Monday, April 21, 2014

IMAGES FROM THE NON W.E.I.R.D






Richard Butler Bowden is a South African born Melbourne based artist. He is also sweet polka family (if you are curious about the connection he is Marion's brother-in-law). It's how I came across his latest venture, a self published book, IMAGES FROM THE NON W.E.I.R.D, a coffee table book that I found on the coffee table down at Anglesea, where we were holidaying over the weekend. Even though I have known Richard for aaaaageeeees, and knew of his long-standing engagement in the Middle East, India and Africa through his own travel and involvement with migrant communities, I was not actually aware that he was a photographer, a really good photographer.

Meditating on the cover – two figures on a motorbike riding through an arid landscape – brought back the late 60s counter cultural cinema classic Easy Rider.

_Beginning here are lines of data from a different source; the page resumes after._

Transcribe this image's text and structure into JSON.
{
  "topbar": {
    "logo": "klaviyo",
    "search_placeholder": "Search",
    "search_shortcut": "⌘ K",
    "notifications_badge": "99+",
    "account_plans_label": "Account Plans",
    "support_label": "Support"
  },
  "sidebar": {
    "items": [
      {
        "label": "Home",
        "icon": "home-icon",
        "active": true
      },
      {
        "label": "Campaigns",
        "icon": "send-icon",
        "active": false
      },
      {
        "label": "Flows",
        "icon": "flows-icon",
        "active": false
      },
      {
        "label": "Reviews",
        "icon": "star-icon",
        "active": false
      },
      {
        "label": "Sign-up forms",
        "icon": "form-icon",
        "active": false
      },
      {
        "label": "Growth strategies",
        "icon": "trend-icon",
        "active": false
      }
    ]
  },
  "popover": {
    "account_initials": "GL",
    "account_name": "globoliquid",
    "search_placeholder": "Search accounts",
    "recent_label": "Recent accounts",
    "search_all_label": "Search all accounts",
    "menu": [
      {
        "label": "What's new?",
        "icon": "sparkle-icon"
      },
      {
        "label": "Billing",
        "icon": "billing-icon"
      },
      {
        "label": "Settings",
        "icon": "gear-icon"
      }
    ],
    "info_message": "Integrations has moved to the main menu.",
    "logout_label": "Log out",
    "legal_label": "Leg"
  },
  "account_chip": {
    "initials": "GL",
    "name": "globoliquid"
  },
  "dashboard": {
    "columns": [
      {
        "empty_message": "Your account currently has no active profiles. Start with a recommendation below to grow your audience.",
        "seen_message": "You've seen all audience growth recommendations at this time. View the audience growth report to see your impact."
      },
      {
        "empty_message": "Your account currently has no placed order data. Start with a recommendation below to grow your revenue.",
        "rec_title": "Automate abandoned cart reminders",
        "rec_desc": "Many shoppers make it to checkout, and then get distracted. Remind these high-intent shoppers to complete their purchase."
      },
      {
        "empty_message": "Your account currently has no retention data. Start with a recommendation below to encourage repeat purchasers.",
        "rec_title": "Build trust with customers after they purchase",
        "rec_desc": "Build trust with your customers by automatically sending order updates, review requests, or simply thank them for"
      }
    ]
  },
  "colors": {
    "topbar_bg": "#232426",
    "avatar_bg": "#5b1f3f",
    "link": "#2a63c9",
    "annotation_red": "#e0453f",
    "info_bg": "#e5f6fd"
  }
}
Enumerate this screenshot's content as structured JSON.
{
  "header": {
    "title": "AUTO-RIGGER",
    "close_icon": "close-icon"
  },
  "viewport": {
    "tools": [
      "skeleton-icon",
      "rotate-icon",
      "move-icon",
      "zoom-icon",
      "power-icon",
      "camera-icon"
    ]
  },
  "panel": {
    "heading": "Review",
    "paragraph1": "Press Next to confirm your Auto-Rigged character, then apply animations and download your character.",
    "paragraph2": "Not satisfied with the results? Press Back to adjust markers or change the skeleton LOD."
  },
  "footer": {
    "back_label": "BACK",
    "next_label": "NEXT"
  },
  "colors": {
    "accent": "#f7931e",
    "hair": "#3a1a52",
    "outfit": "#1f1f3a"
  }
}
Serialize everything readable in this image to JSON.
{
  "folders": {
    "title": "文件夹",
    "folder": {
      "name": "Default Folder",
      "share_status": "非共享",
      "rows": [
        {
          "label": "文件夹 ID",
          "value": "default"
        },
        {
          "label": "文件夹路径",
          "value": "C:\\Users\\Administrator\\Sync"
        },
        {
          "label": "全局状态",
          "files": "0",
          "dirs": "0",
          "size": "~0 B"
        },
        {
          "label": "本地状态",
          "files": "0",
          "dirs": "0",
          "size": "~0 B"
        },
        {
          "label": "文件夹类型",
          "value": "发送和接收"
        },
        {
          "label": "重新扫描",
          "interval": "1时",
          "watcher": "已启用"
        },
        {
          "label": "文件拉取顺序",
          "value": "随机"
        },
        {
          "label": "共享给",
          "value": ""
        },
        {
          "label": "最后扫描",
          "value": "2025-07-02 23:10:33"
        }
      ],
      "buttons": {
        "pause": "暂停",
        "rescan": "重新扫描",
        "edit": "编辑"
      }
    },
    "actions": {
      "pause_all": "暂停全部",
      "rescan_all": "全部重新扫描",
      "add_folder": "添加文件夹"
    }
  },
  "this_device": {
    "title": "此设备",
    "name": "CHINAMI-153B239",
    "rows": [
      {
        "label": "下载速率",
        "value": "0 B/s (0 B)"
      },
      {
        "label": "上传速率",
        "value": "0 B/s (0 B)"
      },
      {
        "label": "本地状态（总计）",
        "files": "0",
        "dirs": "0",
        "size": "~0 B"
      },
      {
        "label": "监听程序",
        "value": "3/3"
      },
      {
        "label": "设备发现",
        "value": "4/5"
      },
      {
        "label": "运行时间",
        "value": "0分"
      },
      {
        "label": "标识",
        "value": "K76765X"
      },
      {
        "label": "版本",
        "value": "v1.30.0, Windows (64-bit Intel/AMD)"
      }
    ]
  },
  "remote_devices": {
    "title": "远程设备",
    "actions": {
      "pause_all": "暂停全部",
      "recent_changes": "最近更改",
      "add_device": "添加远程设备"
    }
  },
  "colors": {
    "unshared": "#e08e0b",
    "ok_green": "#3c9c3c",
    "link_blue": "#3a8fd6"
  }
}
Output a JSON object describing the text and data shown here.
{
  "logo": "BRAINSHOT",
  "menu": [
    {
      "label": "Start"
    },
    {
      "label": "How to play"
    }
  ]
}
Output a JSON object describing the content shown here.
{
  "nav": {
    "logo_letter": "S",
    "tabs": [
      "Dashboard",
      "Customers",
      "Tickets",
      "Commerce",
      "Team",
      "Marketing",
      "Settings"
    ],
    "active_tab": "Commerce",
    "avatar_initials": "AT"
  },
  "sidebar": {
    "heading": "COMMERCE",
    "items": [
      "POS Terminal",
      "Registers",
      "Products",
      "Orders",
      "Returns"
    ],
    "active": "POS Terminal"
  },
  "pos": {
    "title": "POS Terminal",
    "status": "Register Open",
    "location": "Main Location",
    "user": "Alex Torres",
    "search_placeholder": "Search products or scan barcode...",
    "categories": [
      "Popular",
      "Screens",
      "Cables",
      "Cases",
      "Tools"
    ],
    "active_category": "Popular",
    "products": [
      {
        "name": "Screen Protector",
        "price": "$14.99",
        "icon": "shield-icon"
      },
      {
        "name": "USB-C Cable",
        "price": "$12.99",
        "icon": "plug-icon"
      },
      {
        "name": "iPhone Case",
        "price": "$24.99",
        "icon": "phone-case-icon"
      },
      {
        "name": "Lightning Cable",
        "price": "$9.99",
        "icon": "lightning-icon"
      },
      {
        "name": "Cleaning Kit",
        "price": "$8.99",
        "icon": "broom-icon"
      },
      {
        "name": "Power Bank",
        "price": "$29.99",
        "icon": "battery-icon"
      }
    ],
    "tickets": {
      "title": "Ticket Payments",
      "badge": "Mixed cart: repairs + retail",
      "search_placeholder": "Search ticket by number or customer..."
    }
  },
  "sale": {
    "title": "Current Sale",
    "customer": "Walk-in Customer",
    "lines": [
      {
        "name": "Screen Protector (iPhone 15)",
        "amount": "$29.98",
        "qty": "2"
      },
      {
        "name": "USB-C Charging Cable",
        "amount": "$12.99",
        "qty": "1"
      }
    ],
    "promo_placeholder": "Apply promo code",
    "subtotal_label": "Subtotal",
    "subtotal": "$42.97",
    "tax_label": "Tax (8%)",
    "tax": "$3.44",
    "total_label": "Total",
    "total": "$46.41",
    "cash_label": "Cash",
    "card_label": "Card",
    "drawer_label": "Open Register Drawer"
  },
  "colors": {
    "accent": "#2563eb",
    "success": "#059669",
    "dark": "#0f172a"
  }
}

It's worth mentioning because something of that  spirit lives between the pages of this book. Richard has a bold sense of adventure; many of the places he visits are low on infrastructure. Many of the images, especially the streetscapes, are taken from a good distance and for this reason they reward careful study. Richard's observant eye is invariably drawn to the humorous, the poetic even the whimsical. He is interested in how people inhabit spaces and self organise. 

I am usually put out by art travel photography because of its formal exactitude. In this genre of photography the human body is a dynamic prop that activates a space. What I liked so much about these photographs is that the subjects of the images are present in a wholly different way. Where some might find difference he finds friendship. 

I honestly have no idea where you can find this book although Stevie Zee tells me MGA has a few copies in the bookshop.